Reverend Harwood established several churches, Peralta being the first one in the Albuquerque area. He and his wife were committed to the education of the young Hispanic population and established boarding schools for both boys and girls. Named for Reverend and Mrs. Harwood, these schools survived until the middle of the twentieth century.

The coming of the railroad to Albuquerque in 1879 changed the picture for Protestant work in New Mexico. On November 1, 1879, the Reverend N. Hewett Gale was sent to Albuquerque to start a Methodist congregation. On April 18, 1880, in the Bernalillo County Courthouse in Old Albuquerque Gale, along with five charter members and Reverend Harwood, now the Superintendent of Missions and Presiding Elder of the District, officially organized the First Methodist Episcopal Church.

Early services were in Old Town. Mrs. Alice Rutherford Oestreich, the first child to be baptized when the church was built in 1880, recalled to me in 1962 that her parents moved to Albuquerque in 1880, and were quite disconcerted to discover that the only services for Methodists were held in a saloon in Old Town with those attending seated on nail kegs. Reverend Gale and a Congregational minister, Reverend J.M. Ashley, then arranged for a room to be used jointly by their members at a shared expense.

In 1880, during Reverend Gale’s pastorate, construction was begun on a small adobe chapel (34 by 54 feet), that was erected at Third Street and Lead Avenue, where the present stone church now stands. Construction of the original adobe structure was completed in 1881, but was not dedicated until September 27, 1885. “The delay was due to the established policy of Methodist Churches of not dedicating a building for worship until the building is free of the original debt.” Albuquerque Journal, November 5, 1955.

Church membership increased rapidly. As the congregation grew it became apparent that the original church building was no longer adequate to accommodate the congregation. In 1904, the original little adobe church was torn down to make room for the current structure that occupies the northeast corner of the property. On January 8, 1905, this larger stone church, which still stands at Third and Lead, was dedicated.
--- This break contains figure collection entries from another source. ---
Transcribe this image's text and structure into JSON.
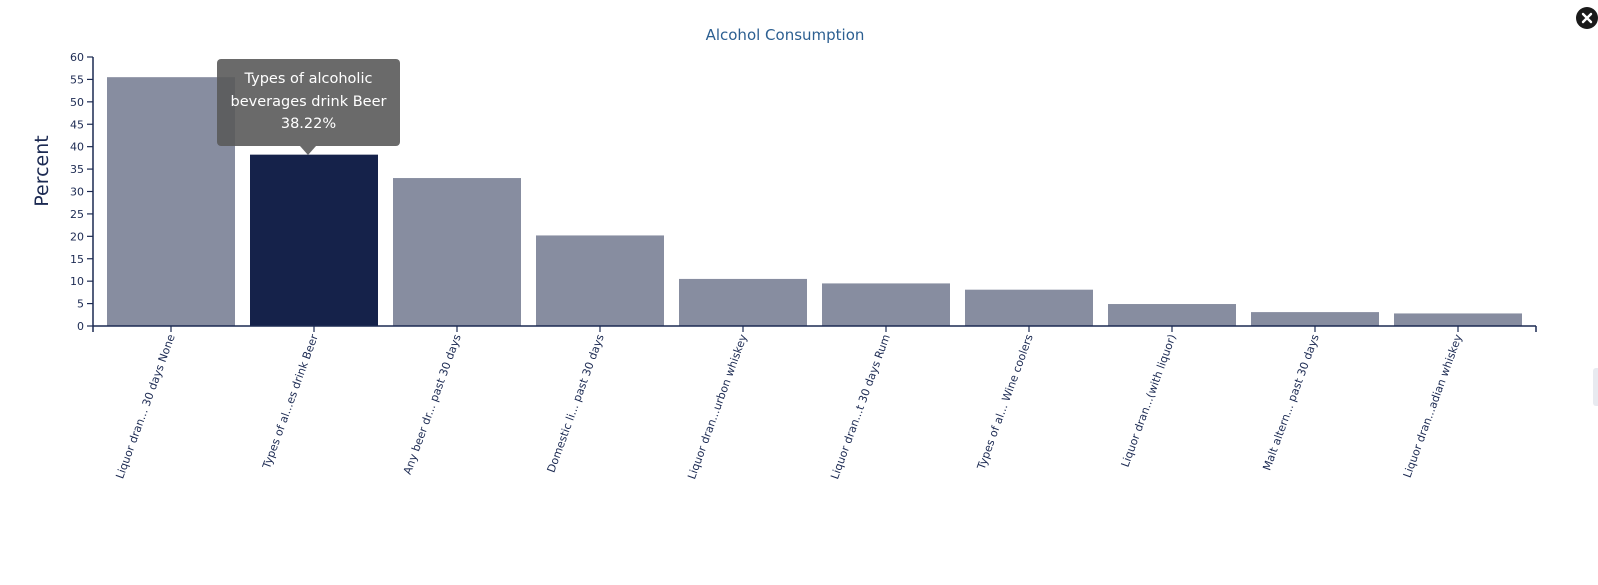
{
  "colors": {
    "bar": "#878da0",
    "bar_highlight": "#15224a",
    "axis": "#1c2a52",
    "title": "#2c5f91",
    "text": "#1c2a52"
  },
  "icons": {
    "close": "close-icon"
  },
  "tooltip": {
    "line1": "Types of alcoholic",
    "line2": "beverages drink Beer",
    "line3": "38.22%"
  },
  "chart_data": {
    "type": "bar",
    "title": "Alcohol Consumption",
    "xlabel": "",
    "ylabel": "Percent",
    "ylim": [
      0,
      60
    ],
    "yticks": [
      0,
      5,
      10,
      15,
      20,
      25,
      30,
      35,
      40,
      45,
      50,
      55,
      60
    ],
    "grid": false,
    "categories": [
      "Liquor dran... 30 days None",
      "Types of al...es drink Beer",
      "Any beer dr... past 30 days",
      "Domestic li... past 30 days",
      "Liquor dran...urbon whiskey",
      "Liquor dran...t 30 days Rum",
      "Types of al... Wine coolers",
      "Liquor dran...(with liquor)",
      "Malt altern... past 30 days",
      "Liquor dran...adian whiskey"
    ],
    "values": [
      55.5,
      38.22,
      33.0,
      20.2,
      10.5,
      9.5,
      8.1,
      4.9,
      3.1,
      2.8
    ],
    "highlighted_index": 1
  }
}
Since construction of another new sanctuary in 1955, which occupies the west side of the block, the 1905 structure has continued to serve as an all purpose room called Fellowship Hall. The windows are a special treasure, reportedly designed by a master student of Louis Tiffany. The window inside the archives room is unique. It was given by members of the Women’s Auxiliary of the Grand Army of the Republic, whose symbols are shown in the panels. The window also reflects the Methodist Church in America that was divided preceding the Civil War into a Northern and a Southern branch over the issue of slavery. First Methodist Church was established by members of the Northern Methodist Episcopal Church. The churches united again in 1939 and the word, Episcopal, was dropped from the name that year.

The Sanctuary

Ground was broken on Sunday, October 10, 1954, for the majestic cruciform sanctuary on the west side of the block. Still known as the “new church,” this awe-inspiring house of worship was dedicated November 6, 1955. Constructed in the shape of the cross, the Spanish Colonial Revival style sanctuary is reflective of our unique southwestern cultures, incorporating features such as the red clay tile roof and turquoise colored designs on the massive ceiling beams. The more traditional architecture of the Education Building shares some elements of the same south-western style. Such as numerous arched doorways and red clay tile roof.

Education Building
In 1934, Wesley House, a parish hall, was constructed in the area now occupied by the courtyard. The Sunday School soon outgrew space in nearby vacant houses and the mortuary across Third Street to the east. In 1949, Wesley House was torn down to make way for the Education Building where Sunday School classes for both children and adults could be held. At the same time, plans were made to build the new sanctuary. The present courtyard area served as a parking lot for the members.

In time, that small parking lot located on the north side of the Education Building, was moved to the newly acquired (current parking) lot on the south side after the purchase of what was then an east/west alley that split the block. What had been the church parlor became the present Dillon Foyer (or Welcome Area) that serves as the main entrance to the building.

Then, in 1990, a new and larger church parlor was built in the Wesley Kids addition and continues to be used for receptions, meetings and a preparation place for weddings as well as a gathering place for bereaved families. Presently, the Dillon Foyer, named for Rev. Austin Dillon and graced by pictures of both Rev. Dillon and his beloved wife, Esther, contains the Welcome Desk that is staffed by friendly and helpful volunteers during the work week and on Sunday mornings.